Eventually, however, if the exercise program is maintained, Dr. Baron said, the workouts seem to start muting a person’s stress response. Her or his underlying physiological arousal is dialed down enough for sleep to arrive more readily, as it did in the 2010 experiment.
Of course, both of these studies were small, involving fewer than a dozen exercising volunteers, all of them middle-aged or older women. “We think the findings would apply equally to men,” Dr. Baron said. But that idea has yet to be proved.
Likewise, it is impossible to yet know the sleep-related impacts of workouts of different types (like weight training), intensities or timing, including morning or late-evening sessions.
Still, the preliminary message of these findings is heartening. If you habitually experience insomnia and don’t currently exercise, Dr. Baron said, start. Don’t, however, expect that you will enjoy or even complete workouts the day after a broken night’s sleep, or that you will sleep better hours after you’ve exercised.

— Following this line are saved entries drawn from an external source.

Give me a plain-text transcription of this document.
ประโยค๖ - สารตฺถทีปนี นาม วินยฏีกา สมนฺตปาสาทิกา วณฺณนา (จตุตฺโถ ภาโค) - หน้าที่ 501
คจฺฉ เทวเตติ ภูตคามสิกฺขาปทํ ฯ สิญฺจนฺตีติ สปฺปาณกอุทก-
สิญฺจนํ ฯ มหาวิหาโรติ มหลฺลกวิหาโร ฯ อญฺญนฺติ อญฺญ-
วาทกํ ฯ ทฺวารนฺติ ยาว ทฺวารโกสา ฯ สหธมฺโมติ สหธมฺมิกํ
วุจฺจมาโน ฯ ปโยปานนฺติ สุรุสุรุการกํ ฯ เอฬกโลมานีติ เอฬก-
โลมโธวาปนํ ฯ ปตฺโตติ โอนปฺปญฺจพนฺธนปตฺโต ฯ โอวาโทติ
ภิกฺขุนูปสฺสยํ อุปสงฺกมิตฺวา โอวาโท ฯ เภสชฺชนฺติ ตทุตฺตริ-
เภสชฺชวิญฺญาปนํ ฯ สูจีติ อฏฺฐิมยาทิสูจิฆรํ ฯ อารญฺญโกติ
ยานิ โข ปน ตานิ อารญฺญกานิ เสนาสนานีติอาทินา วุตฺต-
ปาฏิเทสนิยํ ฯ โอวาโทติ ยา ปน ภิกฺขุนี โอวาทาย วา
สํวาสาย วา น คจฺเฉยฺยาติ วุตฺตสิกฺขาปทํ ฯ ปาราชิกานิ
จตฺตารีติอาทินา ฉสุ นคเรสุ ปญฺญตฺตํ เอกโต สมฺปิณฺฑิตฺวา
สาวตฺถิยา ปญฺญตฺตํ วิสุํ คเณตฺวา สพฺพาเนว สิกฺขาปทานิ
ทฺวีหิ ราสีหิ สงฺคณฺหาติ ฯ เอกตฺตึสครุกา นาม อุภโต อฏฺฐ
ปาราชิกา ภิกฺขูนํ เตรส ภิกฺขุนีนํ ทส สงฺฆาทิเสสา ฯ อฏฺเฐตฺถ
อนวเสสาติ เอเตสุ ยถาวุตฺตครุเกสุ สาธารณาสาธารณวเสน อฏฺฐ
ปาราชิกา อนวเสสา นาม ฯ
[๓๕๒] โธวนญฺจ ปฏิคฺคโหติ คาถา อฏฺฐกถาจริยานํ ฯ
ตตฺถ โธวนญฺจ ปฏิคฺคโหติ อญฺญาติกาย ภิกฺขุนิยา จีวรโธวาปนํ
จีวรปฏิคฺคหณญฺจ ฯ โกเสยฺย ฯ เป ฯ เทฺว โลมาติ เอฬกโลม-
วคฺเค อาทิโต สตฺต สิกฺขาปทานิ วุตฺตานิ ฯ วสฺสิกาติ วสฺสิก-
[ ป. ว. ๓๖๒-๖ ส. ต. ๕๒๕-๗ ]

The process is more gradual and less immediately gratifying than the sleep-deprived might wish. But the benefits do develop. “It took four months” in the original study, Dr. Baron said, but at that point the exercising volunteers “were sleeping at least 45 minutes more a night.” “That’s huge, as good as or better” than most current treatment options for sleep disturbances, including drugs, she said.